The 30 strong cast tell a dark tale of the fight for love in a world were love is only bought and women are sexually exploited. We witness a loss of innocence, as lead principle dancer Melody Celatti’s character arrives on the port surrounded by sailors, gangster and immigrants living in poverty. Mora Godoy’s choreography is crafted fairly well, with a mixture of group numbers, solo’s and whole ensemble works. After seeing the first few dances, you become familiar with the steps and direction of movement, occasionally there are a few new lifts and some risk taking spins. However there is the danger of expectation as the numbers become a bit repetitive. Also, because of the ways in which Godoy positions the choreography and performers in the space – your eyes are prone to noticing moments when the execution of the choreography is not as strong as it can be. However for a 90 minute show the performers exhibited use of stamina and a professional level of tango that is undeniable. The story is very melodramatic and the performers manage to portray noticeable characters,  use of gestures and voice carries the emotion of the story and even as a non Spanish speaking audience member you lose none of the story. There are some powerful, almost cinematic moments with the use of slow motion to highlight characters being in their own world. Especially at the neighbourhood party in which it feels as if  time has stopped. However seeing it a few more times makes you start questioning its necessity.

The performance is accompanied by a sextet, who play compositions that really play to the choreography, although majority of the time they are hidden, their presence is felt throughout as they lead the show. The music is seamless, it is almost forgotten that it is a live accompaniment as it flows well between scenes and dance numbers.

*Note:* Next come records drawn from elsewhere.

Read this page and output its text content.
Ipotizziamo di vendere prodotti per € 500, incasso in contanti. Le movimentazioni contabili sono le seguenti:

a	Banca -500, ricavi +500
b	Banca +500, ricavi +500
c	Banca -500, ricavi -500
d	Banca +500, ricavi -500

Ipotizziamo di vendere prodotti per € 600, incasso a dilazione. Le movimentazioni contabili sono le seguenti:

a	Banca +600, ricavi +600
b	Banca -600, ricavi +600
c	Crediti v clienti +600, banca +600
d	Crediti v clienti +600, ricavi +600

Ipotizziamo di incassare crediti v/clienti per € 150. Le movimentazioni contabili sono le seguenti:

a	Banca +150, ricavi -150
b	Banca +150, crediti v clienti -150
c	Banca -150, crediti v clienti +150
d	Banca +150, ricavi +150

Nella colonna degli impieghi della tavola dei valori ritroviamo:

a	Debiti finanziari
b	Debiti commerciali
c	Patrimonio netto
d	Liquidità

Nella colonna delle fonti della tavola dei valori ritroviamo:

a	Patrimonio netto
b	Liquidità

The cast also gift us with a few encore sequences that are electric and ground shaking. Out of character when performing, they seemed to exhume a level of passion and precision and flair that was not as clear during the actual show itself. Which questions the choice and direction of ‘acting’, this is not a dance theatre piece, it is a narrative dance piece. Although at times it overuses acting cliches, as a dance piece it is entertaining and you can appreciate the talent and skill it takes.